Our stronghold in the smoke


While social media forces us to face our futility, we must not forget the hope that is ours. Because the story does not end with smoke. Solomon sums up his thoughts on life by penning the final verse, “For God will bring every deed into judgment, with every secret thing, whether good or evil” (Ecc. 12:14).  

Everything is meaningless. But everything matters. 

The friend who struggles faithfully through chronic pain is not just another update in a thread. She matters. The grandmother whose funeral has passed and seems forgotten so quickly- she matters. The faithful plodding of a writer hoping to encourage one person- his small obedience matters. The vitriol spilled on the pages of the internet that we take in each day- those evil words matter. Nothing, whether good or evil, stays secret from our holy God.  

Since God created us with purpose- our tiny vapor of a life matters. And because He brought us out from the death sentence of our sin by the blood of Jesus, our life once again has meaning. Our transient lives no longer end in destruction, but our future is with Christ. 

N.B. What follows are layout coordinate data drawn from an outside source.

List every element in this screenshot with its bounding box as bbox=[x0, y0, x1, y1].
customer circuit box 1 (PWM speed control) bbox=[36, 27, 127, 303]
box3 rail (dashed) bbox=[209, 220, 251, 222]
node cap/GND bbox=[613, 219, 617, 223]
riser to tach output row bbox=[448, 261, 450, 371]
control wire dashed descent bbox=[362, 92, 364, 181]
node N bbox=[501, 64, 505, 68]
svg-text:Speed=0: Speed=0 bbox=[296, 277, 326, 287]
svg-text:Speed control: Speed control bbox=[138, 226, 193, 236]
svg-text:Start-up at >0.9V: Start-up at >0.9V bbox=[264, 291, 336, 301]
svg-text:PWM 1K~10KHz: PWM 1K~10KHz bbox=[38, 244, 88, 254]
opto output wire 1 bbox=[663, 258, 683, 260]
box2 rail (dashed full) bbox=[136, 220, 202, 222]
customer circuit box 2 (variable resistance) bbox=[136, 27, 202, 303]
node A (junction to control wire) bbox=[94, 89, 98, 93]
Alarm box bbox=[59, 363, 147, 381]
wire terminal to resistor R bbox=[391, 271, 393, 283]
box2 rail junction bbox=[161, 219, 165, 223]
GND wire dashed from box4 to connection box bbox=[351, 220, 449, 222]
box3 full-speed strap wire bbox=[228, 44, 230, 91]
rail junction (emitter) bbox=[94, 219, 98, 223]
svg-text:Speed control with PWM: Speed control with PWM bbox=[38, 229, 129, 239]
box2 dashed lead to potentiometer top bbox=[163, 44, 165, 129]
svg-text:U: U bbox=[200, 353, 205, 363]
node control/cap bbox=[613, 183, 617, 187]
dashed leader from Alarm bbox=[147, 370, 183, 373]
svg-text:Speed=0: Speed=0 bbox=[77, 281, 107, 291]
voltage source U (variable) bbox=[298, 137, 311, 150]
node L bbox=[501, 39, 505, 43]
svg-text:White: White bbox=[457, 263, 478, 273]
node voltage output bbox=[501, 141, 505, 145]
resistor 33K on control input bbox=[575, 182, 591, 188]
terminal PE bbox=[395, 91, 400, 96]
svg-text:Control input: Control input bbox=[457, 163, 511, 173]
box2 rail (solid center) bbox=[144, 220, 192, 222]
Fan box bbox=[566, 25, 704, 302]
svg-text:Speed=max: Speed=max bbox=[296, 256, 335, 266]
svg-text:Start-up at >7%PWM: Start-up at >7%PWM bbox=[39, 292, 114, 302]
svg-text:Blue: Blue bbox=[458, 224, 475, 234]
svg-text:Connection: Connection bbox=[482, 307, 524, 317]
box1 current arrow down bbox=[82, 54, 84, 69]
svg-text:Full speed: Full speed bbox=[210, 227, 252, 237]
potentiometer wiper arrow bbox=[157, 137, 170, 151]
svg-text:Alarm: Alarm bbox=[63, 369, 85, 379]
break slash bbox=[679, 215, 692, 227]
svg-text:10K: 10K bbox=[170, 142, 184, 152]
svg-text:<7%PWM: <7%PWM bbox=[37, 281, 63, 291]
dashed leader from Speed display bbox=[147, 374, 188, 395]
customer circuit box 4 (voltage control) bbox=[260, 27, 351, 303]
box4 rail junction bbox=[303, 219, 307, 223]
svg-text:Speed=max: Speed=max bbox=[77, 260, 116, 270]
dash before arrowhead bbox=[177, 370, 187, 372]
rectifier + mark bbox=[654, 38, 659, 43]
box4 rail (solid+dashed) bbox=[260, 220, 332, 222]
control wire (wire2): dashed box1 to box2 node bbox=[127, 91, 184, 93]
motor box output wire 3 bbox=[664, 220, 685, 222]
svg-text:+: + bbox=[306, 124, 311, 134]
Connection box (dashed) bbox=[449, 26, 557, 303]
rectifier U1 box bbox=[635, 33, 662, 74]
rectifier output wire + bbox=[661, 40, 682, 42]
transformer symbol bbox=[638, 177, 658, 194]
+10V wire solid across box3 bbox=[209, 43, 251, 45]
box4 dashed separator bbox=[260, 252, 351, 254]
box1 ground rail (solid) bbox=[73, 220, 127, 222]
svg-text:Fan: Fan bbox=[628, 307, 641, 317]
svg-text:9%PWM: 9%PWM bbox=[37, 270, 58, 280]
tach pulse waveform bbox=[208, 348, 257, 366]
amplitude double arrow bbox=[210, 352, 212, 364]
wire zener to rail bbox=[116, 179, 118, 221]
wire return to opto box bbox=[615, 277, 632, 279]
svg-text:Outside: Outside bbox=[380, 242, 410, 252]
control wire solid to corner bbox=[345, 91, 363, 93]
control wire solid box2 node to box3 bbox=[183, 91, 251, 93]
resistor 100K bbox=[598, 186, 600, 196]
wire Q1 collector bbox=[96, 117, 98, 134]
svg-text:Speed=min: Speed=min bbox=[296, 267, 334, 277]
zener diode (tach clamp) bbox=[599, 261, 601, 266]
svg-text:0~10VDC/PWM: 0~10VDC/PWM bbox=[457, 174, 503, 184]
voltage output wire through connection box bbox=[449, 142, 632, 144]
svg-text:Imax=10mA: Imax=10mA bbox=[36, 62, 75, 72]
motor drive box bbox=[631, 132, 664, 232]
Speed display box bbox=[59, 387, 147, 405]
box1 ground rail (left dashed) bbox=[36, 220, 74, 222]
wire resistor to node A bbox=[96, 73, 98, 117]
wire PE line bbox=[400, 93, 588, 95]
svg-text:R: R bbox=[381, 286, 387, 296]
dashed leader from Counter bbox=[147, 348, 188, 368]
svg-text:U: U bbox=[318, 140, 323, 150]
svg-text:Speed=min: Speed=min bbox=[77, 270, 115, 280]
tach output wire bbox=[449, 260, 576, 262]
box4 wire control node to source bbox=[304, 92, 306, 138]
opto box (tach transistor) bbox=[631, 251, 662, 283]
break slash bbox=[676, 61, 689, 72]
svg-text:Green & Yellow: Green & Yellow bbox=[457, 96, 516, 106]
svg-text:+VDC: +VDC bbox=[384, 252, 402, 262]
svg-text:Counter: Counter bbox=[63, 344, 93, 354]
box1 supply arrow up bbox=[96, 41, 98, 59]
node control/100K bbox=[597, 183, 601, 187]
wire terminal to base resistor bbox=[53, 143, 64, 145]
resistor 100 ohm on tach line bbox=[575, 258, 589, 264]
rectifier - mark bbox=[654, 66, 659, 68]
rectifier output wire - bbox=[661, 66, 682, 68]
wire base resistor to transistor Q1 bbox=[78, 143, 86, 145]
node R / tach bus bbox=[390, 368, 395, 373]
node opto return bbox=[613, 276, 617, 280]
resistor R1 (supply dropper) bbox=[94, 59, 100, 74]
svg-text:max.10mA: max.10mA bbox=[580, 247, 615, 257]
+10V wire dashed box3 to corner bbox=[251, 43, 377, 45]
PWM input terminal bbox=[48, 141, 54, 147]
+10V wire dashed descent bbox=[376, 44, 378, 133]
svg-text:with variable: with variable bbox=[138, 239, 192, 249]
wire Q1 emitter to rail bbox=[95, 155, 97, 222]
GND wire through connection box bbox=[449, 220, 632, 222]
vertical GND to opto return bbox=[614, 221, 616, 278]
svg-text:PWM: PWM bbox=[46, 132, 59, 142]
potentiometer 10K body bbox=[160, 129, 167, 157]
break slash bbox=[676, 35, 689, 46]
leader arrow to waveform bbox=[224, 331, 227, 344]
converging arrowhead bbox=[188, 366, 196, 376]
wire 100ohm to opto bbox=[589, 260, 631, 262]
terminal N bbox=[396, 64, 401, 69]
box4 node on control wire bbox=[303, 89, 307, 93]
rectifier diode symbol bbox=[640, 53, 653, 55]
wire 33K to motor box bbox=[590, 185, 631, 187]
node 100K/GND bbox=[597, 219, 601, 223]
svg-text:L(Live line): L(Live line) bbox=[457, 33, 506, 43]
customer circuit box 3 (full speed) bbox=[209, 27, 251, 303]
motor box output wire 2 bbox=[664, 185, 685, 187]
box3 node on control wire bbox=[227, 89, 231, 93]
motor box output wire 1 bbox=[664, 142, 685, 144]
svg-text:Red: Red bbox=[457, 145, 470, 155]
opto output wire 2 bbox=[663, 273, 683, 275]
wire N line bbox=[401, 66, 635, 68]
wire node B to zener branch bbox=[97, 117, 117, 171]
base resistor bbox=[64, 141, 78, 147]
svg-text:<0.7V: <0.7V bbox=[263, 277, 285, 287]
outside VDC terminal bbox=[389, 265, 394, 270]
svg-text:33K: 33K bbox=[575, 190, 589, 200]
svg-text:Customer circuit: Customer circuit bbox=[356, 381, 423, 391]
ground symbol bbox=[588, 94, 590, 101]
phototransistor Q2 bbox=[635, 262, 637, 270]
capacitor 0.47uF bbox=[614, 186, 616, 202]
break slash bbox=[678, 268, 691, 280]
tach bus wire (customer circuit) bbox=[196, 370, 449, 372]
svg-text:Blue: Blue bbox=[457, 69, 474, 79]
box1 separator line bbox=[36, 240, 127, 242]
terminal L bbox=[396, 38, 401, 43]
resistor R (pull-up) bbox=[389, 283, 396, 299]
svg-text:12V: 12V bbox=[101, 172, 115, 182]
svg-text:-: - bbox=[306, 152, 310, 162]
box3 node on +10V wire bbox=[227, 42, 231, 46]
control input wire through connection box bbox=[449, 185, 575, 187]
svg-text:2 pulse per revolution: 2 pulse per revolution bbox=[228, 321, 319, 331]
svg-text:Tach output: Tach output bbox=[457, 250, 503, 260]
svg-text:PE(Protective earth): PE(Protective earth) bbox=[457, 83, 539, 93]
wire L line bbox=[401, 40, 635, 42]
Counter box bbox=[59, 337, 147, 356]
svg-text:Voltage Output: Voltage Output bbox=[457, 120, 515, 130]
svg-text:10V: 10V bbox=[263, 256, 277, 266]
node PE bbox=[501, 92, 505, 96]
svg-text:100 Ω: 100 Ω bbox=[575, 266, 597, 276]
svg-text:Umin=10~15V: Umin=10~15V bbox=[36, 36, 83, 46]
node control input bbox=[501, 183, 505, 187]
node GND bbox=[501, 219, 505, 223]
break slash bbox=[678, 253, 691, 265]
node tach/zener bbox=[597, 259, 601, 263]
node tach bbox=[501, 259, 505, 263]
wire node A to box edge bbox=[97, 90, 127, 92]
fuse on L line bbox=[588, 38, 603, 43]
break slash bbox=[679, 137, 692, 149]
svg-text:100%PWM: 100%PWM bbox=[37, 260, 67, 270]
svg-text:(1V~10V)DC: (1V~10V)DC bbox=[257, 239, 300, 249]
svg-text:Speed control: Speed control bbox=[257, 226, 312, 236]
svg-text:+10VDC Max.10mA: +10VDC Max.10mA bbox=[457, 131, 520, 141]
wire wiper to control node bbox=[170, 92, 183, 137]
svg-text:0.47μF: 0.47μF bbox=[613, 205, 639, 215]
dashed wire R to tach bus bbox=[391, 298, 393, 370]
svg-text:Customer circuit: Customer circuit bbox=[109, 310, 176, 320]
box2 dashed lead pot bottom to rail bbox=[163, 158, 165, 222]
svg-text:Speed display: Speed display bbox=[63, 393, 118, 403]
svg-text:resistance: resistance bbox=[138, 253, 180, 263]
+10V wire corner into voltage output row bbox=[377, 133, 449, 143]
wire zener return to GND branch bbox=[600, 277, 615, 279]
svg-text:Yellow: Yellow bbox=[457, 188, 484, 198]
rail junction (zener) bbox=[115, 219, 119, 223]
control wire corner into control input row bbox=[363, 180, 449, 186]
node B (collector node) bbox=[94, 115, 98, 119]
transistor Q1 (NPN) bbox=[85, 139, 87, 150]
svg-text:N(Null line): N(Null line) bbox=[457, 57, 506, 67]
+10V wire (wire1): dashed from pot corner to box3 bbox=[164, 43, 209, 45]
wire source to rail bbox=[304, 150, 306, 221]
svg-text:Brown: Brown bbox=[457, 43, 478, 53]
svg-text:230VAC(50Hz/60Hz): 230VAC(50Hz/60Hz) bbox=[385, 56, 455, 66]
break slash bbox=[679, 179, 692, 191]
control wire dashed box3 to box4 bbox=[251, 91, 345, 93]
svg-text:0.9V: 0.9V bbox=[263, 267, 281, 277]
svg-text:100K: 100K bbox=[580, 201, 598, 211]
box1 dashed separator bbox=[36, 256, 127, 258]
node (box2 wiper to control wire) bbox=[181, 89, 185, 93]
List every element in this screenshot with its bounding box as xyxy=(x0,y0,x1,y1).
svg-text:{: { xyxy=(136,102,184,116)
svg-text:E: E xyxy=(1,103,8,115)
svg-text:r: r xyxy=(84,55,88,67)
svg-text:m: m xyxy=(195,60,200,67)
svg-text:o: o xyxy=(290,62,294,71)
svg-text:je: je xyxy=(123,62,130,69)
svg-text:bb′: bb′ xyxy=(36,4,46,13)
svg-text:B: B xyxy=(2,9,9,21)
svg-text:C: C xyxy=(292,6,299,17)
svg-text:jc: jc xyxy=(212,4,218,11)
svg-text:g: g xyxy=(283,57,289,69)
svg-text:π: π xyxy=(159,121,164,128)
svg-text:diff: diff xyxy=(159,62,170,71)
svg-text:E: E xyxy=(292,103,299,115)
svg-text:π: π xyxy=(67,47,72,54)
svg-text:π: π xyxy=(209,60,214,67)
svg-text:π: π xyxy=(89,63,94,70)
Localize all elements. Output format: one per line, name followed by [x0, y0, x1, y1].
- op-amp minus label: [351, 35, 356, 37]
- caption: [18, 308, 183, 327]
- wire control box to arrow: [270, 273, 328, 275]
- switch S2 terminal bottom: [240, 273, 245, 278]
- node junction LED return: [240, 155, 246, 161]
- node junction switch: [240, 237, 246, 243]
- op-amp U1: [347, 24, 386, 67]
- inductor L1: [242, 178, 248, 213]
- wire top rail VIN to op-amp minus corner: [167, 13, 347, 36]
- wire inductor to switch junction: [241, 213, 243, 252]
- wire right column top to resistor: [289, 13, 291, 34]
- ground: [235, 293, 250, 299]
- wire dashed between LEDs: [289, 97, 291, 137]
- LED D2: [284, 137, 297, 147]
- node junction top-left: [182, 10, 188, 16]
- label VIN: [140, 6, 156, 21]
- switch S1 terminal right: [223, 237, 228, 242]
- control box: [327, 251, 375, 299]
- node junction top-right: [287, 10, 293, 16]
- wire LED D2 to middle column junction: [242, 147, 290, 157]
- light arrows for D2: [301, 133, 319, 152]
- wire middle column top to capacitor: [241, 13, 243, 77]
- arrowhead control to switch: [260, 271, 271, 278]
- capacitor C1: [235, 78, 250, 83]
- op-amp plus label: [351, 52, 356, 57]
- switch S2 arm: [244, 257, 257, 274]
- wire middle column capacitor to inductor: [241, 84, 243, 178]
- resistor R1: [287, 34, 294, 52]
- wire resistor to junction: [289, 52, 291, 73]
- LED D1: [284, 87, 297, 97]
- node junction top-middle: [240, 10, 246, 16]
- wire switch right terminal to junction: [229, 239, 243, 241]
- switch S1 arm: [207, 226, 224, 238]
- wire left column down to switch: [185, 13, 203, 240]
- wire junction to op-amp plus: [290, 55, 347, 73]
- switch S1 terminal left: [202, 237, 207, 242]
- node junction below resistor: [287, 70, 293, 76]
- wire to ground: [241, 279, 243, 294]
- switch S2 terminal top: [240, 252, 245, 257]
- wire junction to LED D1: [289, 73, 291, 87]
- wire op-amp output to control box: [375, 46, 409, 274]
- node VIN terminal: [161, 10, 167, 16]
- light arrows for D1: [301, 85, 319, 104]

For now, we live with the extremely hard next  to the beautiful, and we will see these realities in overload each time we grab our phones. But we don’t have to stay discouraged. The good news of Christ reminds us that we await an eternal glory with our Savior (2 Cor. 4:17-18).  And it reminds us he is working his purpose in his children amidst every seemingly forgotten, short, and tiny piece of their life. Because of the gospel, everything matters.

Remind yourself of this each time you log off social media and start to feel the pull of discouragement over its futility. Remember the God who will not waste anything, whether it’s good and forgotten, or whether it’s wrong and awaits judgment. He is the stronghold we are searching for, and he will not fail us. 

We can push away the smoke that blinds with the truth of the gospel. Then we can go back to tell those still lost in it.